Tal ha sido el regalo que se ha hecho, a los veinte años de cátedra, al moderno Erasmo español, a quien bien sienta el caluroso elogio de Justo Lipsio: O magnus decum hispanorum!


EL MODERNISMO

28 de noviembre.

Puede verse constantemente en la Prensa de Madrid que se alude al modernismo, que se ataca a los modernistas, que se habla de decadentes, de estetas, de prerrafaelistas con s, y todo. Es cosa que me ha llamado la atención no encontrar desde luego el menor motivo para invectivas o elogios, o alusiones que a tales asuntos se refieran. No existe en Madrid, ni en el resto de España, con excepción de Cataluña, ninguna agrupación, brotherhood, en que el arte puro—o impuro, señores preceptistas—se cultive siguiendo el movimiento que en estos últimos tiempos ha sido tratado con tanta dureza por unos, con tanto entusiasmo por otros. El formalismo tradicional por una parte, la concepción de una moral y de una estética especiales por otra, han arraigado el españolismo que, según don Juan Valera, no puede arrancarse «ni a veinticinco tirones». Esto impide la influencia de todo soplo cosmopolita, como asimismo la expansión individual, la libertad, digámoslo con la palabra consagrada, el anarquismo en el arte, base de lo que constituye la evolución moderna o modernista.

Ahora, en la juventud misma que tiende a todo lo nuevo, falta la virtud del deseo, o mejor, del entusiasmo, una pasión en arte, y sobre todo, el don de la voluntad.

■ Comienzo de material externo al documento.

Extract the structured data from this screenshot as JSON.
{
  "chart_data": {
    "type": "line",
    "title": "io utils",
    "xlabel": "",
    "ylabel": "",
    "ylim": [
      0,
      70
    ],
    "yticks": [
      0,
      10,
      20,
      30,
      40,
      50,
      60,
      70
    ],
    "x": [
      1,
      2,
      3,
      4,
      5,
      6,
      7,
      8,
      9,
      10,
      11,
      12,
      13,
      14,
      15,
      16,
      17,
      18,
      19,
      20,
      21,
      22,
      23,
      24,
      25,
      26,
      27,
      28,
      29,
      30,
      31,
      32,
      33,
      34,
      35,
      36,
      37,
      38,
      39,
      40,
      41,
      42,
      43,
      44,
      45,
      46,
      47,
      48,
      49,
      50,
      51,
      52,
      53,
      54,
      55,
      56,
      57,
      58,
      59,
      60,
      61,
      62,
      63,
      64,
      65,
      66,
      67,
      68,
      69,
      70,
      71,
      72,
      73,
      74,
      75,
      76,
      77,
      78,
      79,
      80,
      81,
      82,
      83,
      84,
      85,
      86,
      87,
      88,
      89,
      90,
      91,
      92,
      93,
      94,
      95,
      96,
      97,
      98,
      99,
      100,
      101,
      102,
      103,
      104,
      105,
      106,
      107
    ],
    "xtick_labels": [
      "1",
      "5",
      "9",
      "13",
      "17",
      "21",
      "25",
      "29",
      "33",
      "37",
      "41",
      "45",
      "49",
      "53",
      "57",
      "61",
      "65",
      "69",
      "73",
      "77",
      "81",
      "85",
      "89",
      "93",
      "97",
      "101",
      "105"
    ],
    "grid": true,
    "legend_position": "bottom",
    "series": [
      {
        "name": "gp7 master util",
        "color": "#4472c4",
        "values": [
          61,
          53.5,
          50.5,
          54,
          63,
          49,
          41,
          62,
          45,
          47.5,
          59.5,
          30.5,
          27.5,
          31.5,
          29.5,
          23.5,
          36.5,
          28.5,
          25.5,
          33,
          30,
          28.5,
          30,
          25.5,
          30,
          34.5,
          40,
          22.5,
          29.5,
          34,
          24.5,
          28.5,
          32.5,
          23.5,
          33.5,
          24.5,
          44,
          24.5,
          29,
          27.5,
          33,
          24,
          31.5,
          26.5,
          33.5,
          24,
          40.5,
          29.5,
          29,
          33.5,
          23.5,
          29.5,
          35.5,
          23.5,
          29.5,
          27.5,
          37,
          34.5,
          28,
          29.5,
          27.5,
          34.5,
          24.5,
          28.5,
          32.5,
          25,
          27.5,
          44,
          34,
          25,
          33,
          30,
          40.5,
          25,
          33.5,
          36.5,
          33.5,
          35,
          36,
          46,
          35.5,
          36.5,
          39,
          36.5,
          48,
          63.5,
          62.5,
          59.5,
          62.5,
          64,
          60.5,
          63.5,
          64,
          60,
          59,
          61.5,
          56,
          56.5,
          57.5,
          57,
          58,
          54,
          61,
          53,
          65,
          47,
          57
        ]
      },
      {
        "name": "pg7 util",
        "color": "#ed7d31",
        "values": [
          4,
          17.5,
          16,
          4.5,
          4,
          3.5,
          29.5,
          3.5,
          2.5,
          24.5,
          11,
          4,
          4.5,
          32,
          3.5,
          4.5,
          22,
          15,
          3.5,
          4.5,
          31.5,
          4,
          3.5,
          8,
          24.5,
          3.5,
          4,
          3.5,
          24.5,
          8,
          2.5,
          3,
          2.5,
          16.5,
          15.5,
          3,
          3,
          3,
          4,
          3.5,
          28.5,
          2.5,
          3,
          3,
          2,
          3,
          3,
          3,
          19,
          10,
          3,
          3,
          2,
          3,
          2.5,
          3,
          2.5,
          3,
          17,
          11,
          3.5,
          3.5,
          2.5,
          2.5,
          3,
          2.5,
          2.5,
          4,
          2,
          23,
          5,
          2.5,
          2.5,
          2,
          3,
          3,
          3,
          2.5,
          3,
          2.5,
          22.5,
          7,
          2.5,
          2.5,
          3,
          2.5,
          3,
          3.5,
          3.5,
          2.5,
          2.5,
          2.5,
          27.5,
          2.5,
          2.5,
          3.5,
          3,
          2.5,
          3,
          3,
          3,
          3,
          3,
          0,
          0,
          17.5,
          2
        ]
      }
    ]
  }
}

Además, la poca difusión de los idiomas extranjeros, la ninguna atención que por lo general dedica la Prensa a las manifestaciones de vida mental de otras naciones, como no sean aquellas que atañen al gran público; y después de todo, el imperio de la pereza y de la burla, hacen que apenas existan señaladas individualidades que tomen el arte en todo su integral valor. En una visita que he hecho recientemente al nuevo académico Jacinto Octavio Picón, me decía este meritísimo escritor: «Créame usted, en España nos sobran talentos; lo que nos falta son voluntades y caracteres».